As from 2023, non-risk countries will also be held to have a certificate from the Social pillar. We are pulling our weight when it comes to working in an environment-friendly way, for instance by trading part of our flowers on the basis of the Fairtrade principles, by transporting our flowers and plants in trucks with low CO2 emissions (Euro 6 standard), by catching rainwater, by managing waste responsibly and by economising on electricity consumption. This is in line with the eight Sustainable Development Goals (SDGs) the United Nations has set to promote global sustainable development.
Verdel’s sustainability policy in line with the following SDGs:
Verdel has a Fairtrade certificate. With this certificate Verdel promotes a ‘fair’ price for the growers of flowers and plants. Especially in developing countries like Kenya and Ethiopia, a fair product price means a huge difference to growers and workers. In this way, Verdel is doing its bit to reduce poverty in the world.

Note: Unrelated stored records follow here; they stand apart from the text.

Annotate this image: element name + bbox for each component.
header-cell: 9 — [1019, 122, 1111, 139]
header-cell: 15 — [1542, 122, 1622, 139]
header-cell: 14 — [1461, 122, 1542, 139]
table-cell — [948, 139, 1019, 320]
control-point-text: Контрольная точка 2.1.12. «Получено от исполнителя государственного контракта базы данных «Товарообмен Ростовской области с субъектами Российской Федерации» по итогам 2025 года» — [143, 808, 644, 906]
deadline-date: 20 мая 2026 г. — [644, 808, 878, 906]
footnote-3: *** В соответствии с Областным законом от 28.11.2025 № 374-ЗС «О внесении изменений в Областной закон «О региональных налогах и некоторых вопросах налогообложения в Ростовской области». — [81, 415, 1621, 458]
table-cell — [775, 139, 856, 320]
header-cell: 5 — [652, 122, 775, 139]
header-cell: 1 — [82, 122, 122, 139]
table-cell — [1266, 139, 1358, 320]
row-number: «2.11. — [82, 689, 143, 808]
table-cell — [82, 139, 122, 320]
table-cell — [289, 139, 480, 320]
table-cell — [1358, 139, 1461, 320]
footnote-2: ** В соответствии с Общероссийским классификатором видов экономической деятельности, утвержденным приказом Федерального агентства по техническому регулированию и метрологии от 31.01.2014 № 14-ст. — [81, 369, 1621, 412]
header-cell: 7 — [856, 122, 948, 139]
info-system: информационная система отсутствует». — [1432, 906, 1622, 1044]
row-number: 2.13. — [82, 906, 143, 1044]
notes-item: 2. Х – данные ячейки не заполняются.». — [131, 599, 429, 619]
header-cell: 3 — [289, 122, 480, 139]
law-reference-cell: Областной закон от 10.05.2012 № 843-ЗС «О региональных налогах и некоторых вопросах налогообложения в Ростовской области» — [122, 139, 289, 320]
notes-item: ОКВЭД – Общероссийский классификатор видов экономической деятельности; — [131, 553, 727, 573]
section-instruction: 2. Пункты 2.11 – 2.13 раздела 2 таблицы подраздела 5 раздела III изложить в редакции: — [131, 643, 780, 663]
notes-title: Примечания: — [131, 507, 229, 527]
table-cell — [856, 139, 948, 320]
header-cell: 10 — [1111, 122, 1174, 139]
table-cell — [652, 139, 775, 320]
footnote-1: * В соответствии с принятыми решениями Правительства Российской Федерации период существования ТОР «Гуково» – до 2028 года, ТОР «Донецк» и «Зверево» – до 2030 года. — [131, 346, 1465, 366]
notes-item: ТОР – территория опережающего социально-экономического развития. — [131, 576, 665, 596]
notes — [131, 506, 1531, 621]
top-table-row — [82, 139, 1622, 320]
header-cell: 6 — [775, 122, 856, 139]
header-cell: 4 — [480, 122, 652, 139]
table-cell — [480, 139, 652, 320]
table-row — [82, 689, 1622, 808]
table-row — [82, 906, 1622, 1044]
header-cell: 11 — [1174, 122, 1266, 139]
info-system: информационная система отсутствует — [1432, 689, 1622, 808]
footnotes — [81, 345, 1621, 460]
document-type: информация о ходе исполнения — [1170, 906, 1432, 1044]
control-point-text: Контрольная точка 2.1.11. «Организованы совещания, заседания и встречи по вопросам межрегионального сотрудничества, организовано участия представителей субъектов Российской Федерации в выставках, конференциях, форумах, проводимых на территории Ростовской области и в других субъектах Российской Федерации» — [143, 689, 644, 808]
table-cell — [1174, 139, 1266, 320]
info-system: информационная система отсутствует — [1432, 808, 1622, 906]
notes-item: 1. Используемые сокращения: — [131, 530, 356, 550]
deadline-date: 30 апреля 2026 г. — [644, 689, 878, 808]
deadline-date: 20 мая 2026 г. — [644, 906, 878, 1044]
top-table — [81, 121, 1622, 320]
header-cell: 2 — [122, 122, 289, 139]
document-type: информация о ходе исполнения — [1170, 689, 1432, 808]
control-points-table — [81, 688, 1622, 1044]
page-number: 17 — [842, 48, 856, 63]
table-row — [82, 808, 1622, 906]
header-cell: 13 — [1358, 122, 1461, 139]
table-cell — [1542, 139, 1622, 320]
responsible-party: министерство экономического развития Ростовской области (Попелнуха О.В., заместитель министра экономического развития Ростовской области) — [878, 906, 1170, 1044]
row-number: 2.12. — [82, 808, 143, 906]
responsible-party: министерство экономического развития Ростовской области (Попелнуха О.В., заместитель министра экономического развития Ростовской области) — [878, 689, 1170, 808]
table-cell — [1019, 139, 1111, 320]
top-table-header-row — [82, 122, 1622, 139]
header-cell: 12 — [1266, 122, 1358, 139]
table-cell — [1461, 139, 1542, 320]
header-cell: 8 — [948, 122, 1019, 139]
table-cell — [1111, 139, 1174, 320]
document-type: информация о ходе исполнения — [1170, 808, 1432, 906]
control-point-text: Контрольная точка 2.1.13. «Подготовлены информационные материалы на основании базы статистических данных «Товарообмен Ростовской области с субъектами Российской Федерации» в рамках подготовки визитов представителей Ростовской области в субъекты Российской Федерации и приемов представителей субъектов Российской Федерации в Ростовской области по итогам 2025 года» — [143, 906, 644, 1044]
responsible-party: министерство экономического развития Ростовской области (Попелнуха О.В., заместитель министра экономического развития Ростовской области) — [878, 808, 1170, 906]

As an FSI member Verdel has the aim of making 90% of its trade and production sustainable by 2025. Verdel wants to safeguard this by purchasing flowers and planters from certified growers in particular. Additionally, Verdel encourages non-certified growers to be certified. Sustainable production is promoted with the encouragement of the trade in certified flowers and plants. This also includes that less (or no) harmful herbicides and pesticides are used and that cleaner energy is used in the production of these flowers and plants for the benefit of land, animals and humans.
Verdel has invested in green energy. For instance, it has installed solar panels for generating energy, and rainwater is collected. This is how Verdel promotes the use of green energy – energy from natural, renewable sources. Besides, Verdel trucks have low CO2 emissions (Euro 6 standard).